Here, in a nutshell, is the real problem with Paul Janish: infield fly balls.
In each of his 2008 and 2009 seasons, his infield fly ball rate was 16%, which is very high. So, when he hits the ball in the air, 16% of the time it stays on the infield. And, unfortunately, infield flyballs are the absolute worst type of ball in play you can have, as they result in an out 95%+ of the time. In essence, it's an automatic out.
The question is why does he hit so many infield flyballs and is it going to be a consistent problem?
Obviously, a lack of power has something to do with it. He simply doesn't drive the ball with much authority, so it doesn't leave the infield. Still, that's not entirely it, as Rocco Baldelli is another hitter who consistently posts high infield fly rates (15% for his career), but one who has no shortage of power. So, it's not just a lack of power and it's not likely a problem that is going to go vanish on its own.
I don't have any evidence to support it, but I suspect that he simply chases too many high fastballs. He doesn't have the bat speed or power to effectively handle and hit the higher fastballs. Whatever the reason, if he can chop that rate down by a handful of percentage points, then all of a sudden his walk rate, contact rate, and line drive tendencies will work more effectively to raise his level of production. It sounds simple, but I suspect cutting down on the infield flies would be enough of a difference maker to make him a viable starting shortstop at the MLB level. It could raise his batting average and OPS just enough to exceed the threshold level to be a viable every day player.
As it stands now, Paul Janish might be the least effective hitter in all of baseball when he hits the ball in the air. His 16% infield flyball percentage and his dreadfully low 1.7% HR/FB mark indicate that he should hit the ball in the air as infrequently as possible. He rarely hits homeruns and frequently doesn't get the ball past the infield. Unfortunately, it's not just the percentage of flyballs that don't leave the infield that give him problems, but also the overall percentage of balls that he hits in the air.

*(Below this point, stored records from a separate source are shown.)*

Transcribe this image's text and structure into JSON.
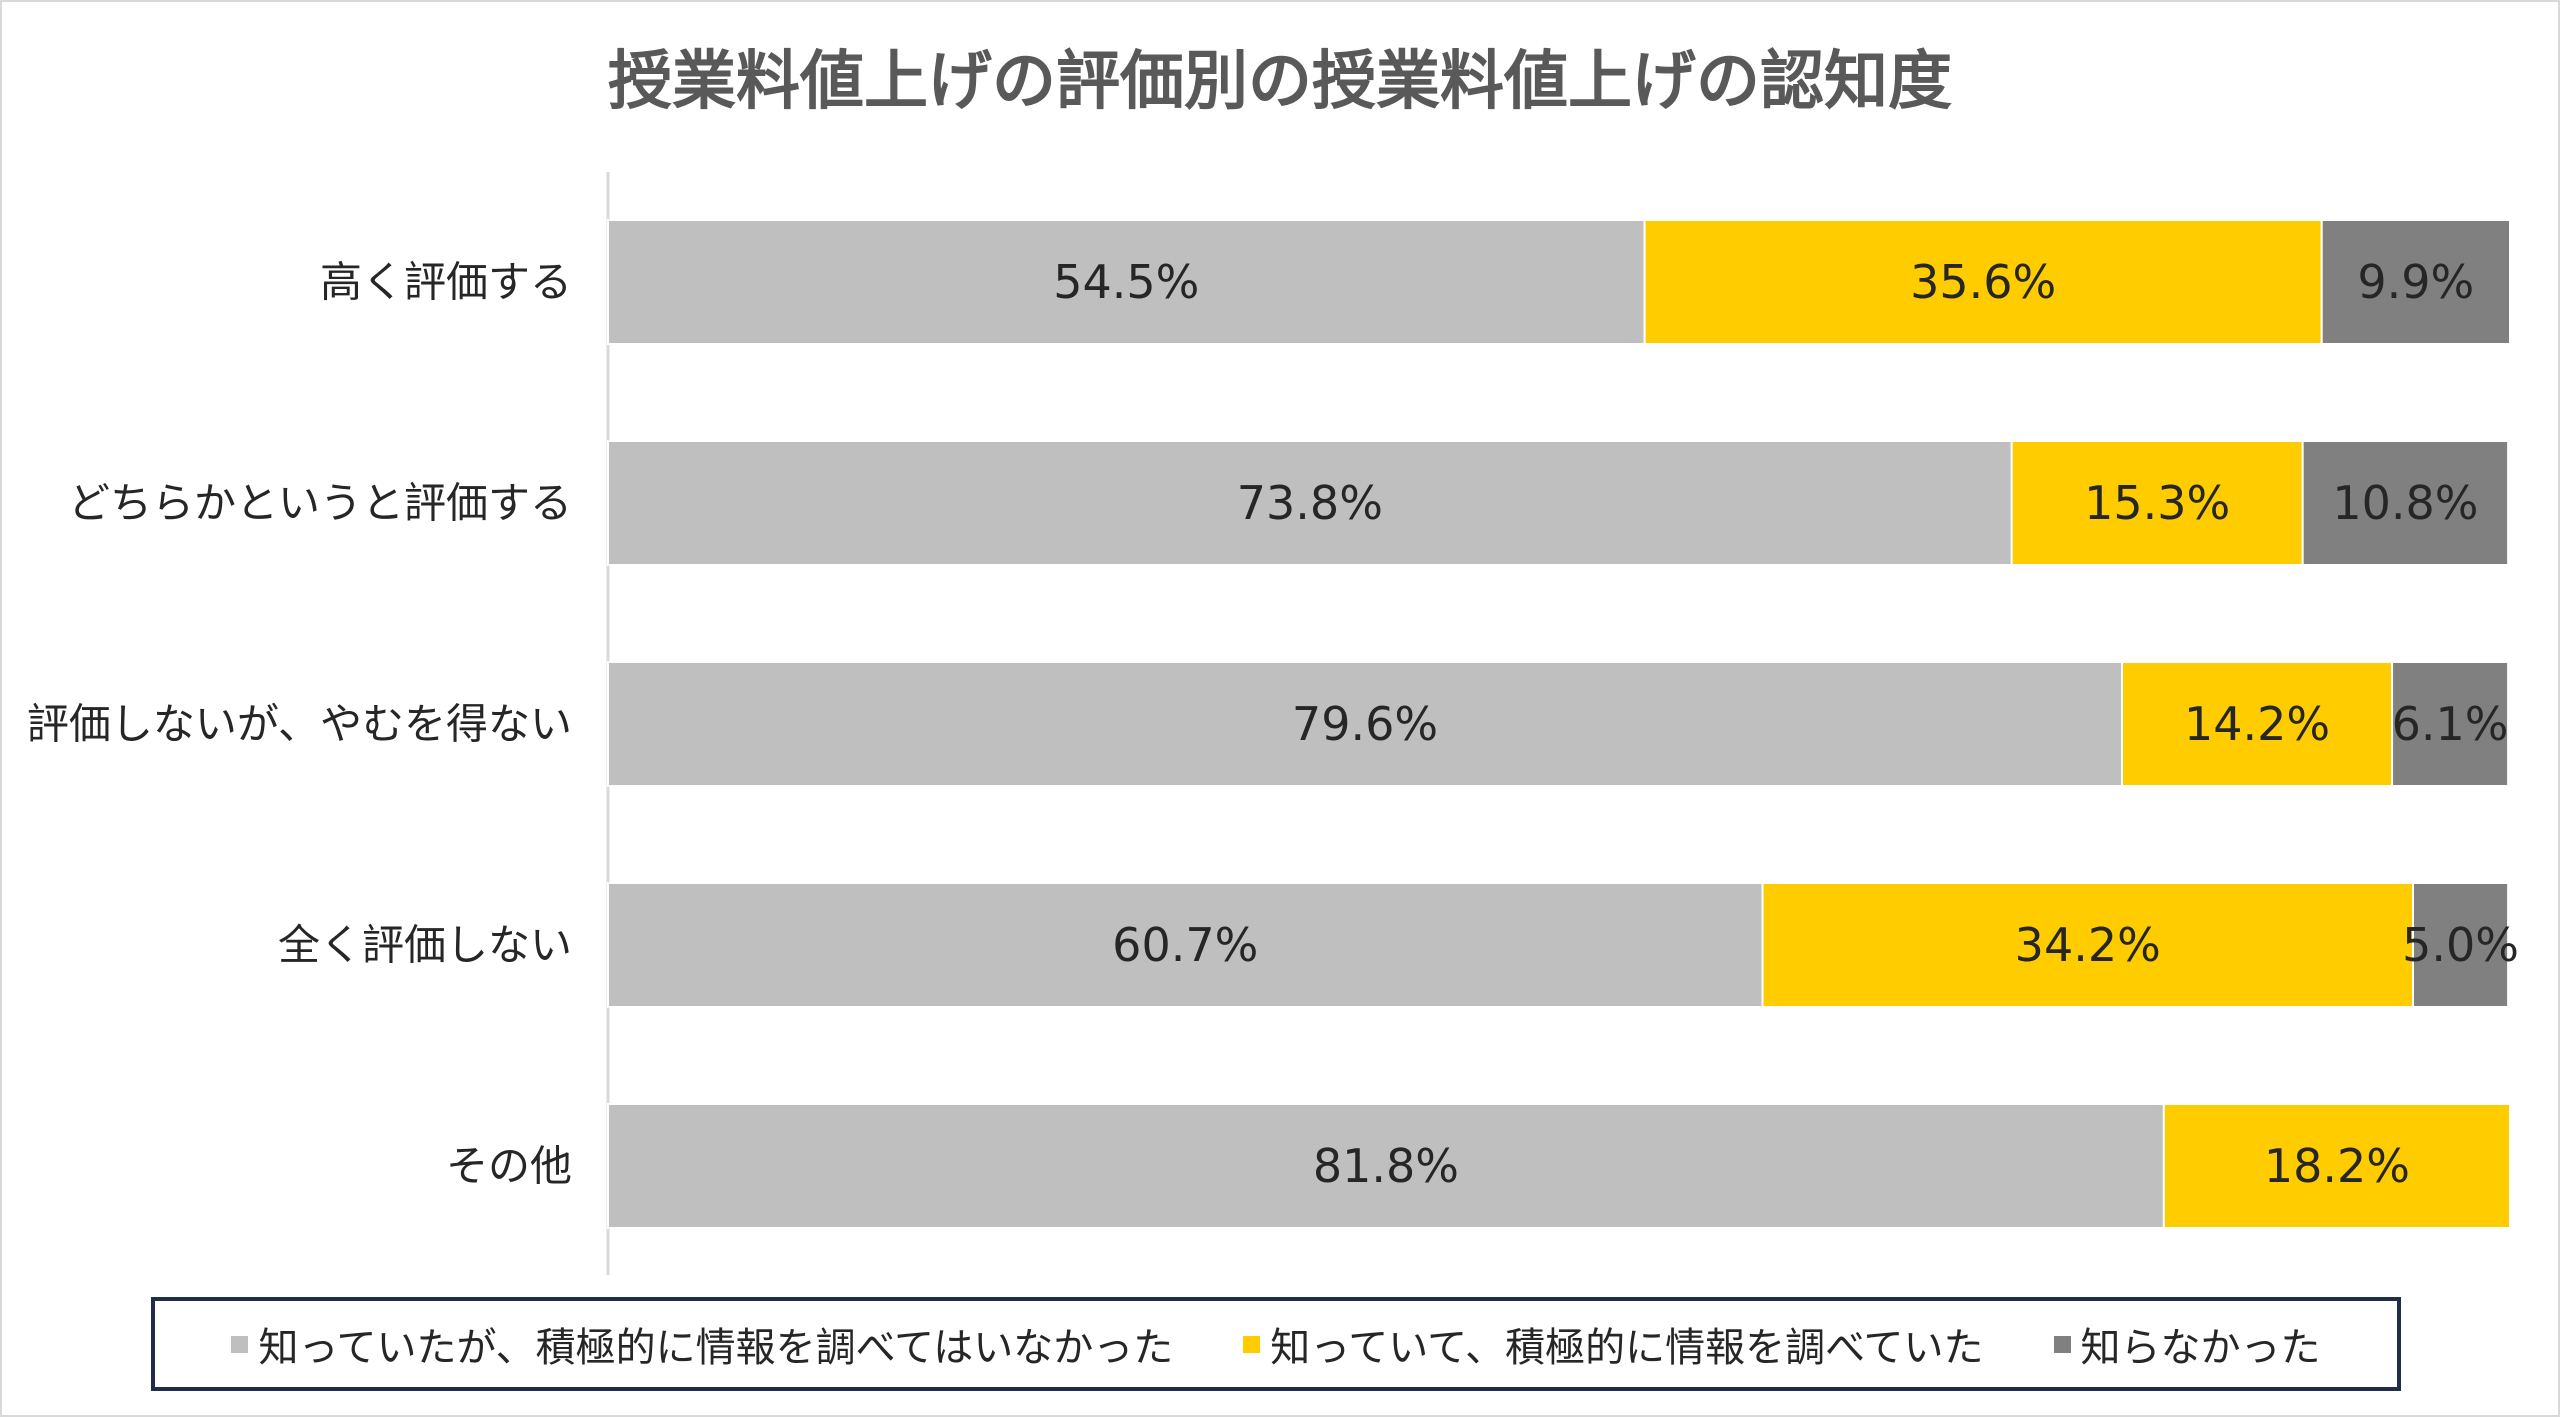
{
  "chart_data": {
    "type": "bar",
    "orientation": "horizontal",
    "stacked": true,
    "percent_stacked": true,
    "title": "授業料値上げの評価別の授業料値上げの認知度",
    "categories": [
      "高く評価する",
      "どちらかというと評価する",
      "評価しないが、やむを得ない",
      "全く評価しない",
      "その他"
    ],
    "series": [
      {
        "name": "知っていたが、積極的に情報を調べてはいなかった",
        "color": "#bfbfbf",
        "values": [
          54.5,
          73.8,
          79.6,
          60.7,
          81.8
        ],
        "labels": [
          "54.5%",
          "73.8%",
          "79.6%",
          "60.7%",
          "81.8%"
        ]
      },
      {
        "name": "知っていて、積極的に情報を調べていた",
        "color": "#ffcc00",
        "values": [
          35.6,
          15.3,
          14.2,
          34.2,
          18.2
        ],
        "labels": [
          "35.6%",
          "15.3%",
          "14.2%",
          "34.2%",
          "18.2%"
        ]
      },
      {
        "name": "知らなかった",
        "color": "#808080",
        "values": [
          9.9,
          10.8,
          6.1,
          5.0,
          0
        ],
        "labels": [
          "9.9%",
          "10.8%",
          "6.1%",
          "5.0%",
          ""
        ]
      }
    ],
    "xlim": [
      0,
      100
    ],
    "grid": false,
    "legend_position": "bottom"
  }
}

To compare Janish to a couple of players, David Eckstein and Adam Everett, who boast similarly atrocious power, it's clear that Janish just hits the ball in the air all too often.
Player: LD%, GB%, FB%, IFFB%
Janish: 19.8%, 36.6%, 43.6%, 16.0%,
Eckstein: 21.3%, 46.8%, 31.9%, 12.6%
Everett: 18.8%, 39.5%, 41.7%, 16.7%
The obvious problem is that Janish isn't hitting enough balls on the ground. David Eckstein also lacks any semblance of power, but he's smart enough to recognize this and respond accordingly by hitting the ball on the ground at very high rate. And, ultimately, there really isn't all that much difference between Janish and Adam Everett.

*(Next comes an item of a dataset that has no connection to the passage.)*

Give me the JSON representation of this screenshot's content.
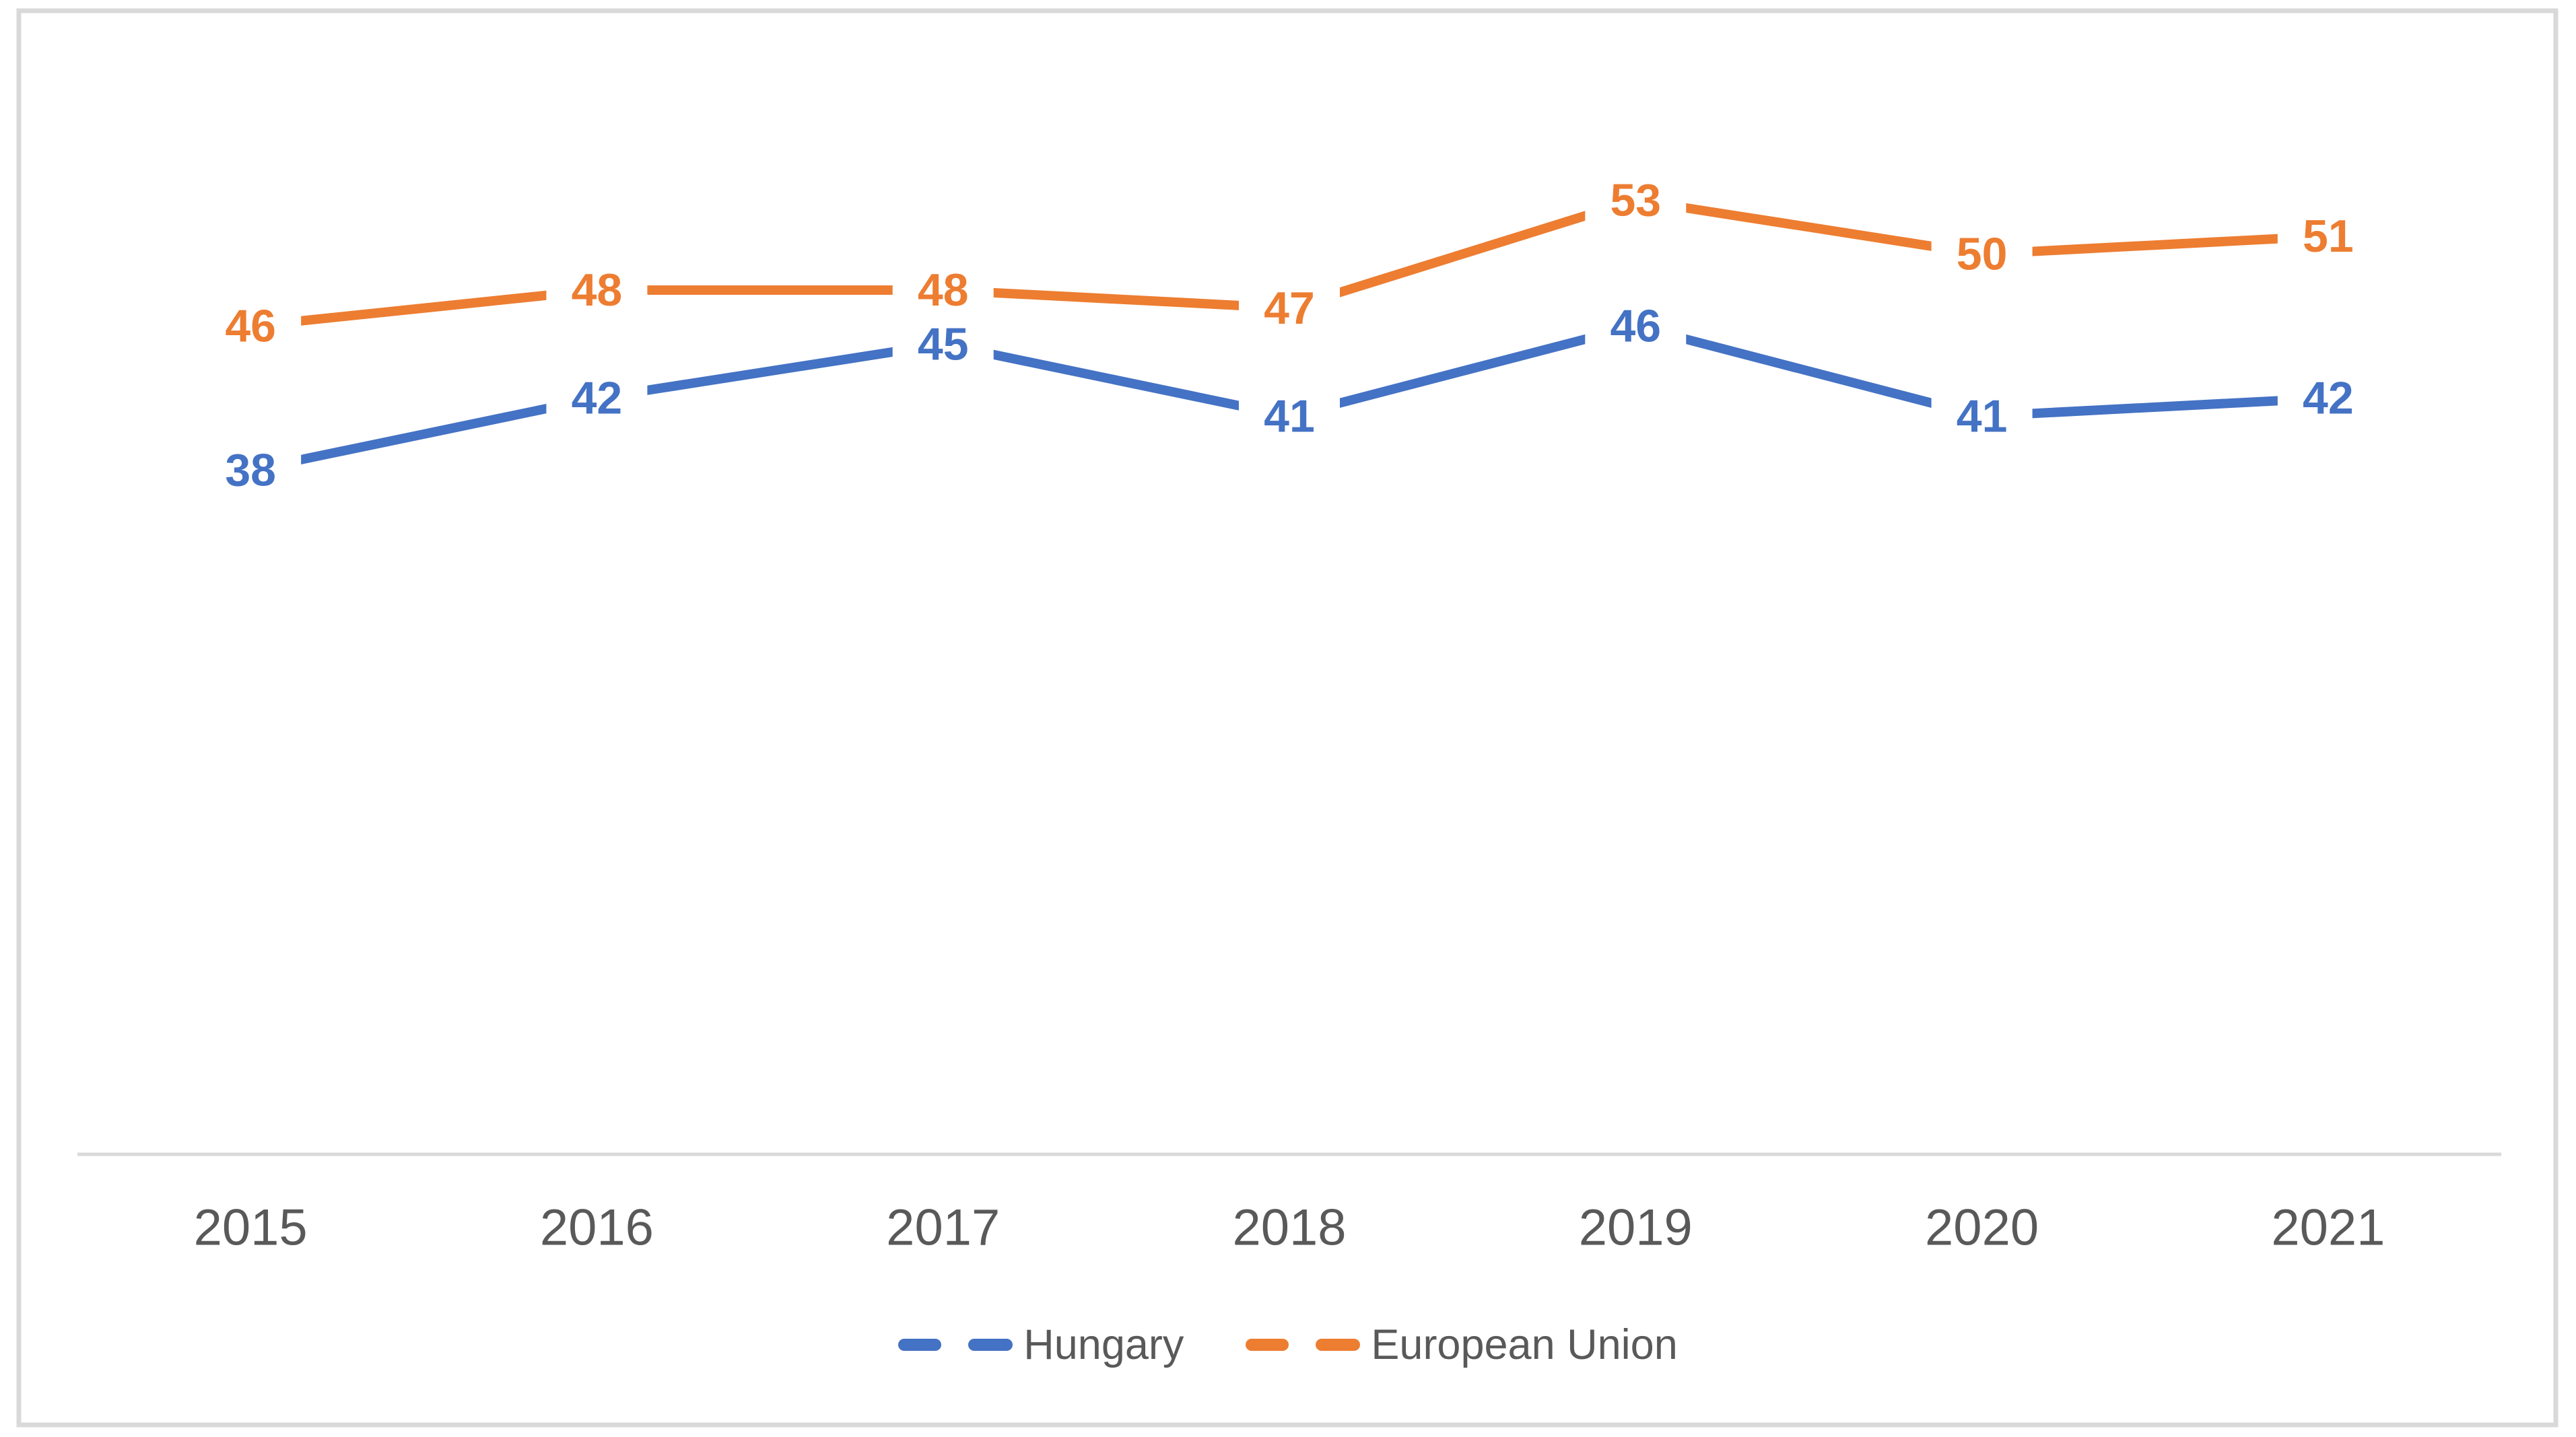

Of course, that only deals with the type of contact and omits the rate of contact (Eckstein: 92.2%, Everett: 82.4%, and Janish: 83.9%). Obviously, Eckstein is a more effective hitter because of both the contact rate and the type of contact he generates. On the other hand, there isn't much difference between Paul Janish and Adam Everett. Janish has a better contact rate and higher line drive percentage, but Everett has a bit more power and hits the ball on the ground a bit more.
Ultimately, it would seem to me that Janish, with a tweak or two in his approach, could improve his production to get to an acceptable level. It seems like hitting more balls on the ground is the type of change that could actually be made with the help of some good coaching. Now, even the end result wouldn't be a Barry Larkin type level, but rather an absolute bare minimum level of competence with the lumber. Everett and Jack Wilson are similar glove-first type players and they have gotten away with career OPS marks of .648 and .684 respectively. Not much higher than where Janish is now and just a bit of improvement would get Janish to that level.
Obviously, there is a risk that Janish doesn't take a step forward on offense, but by that time Zack Cozart, Chris Valaika, or another option will likely present itself.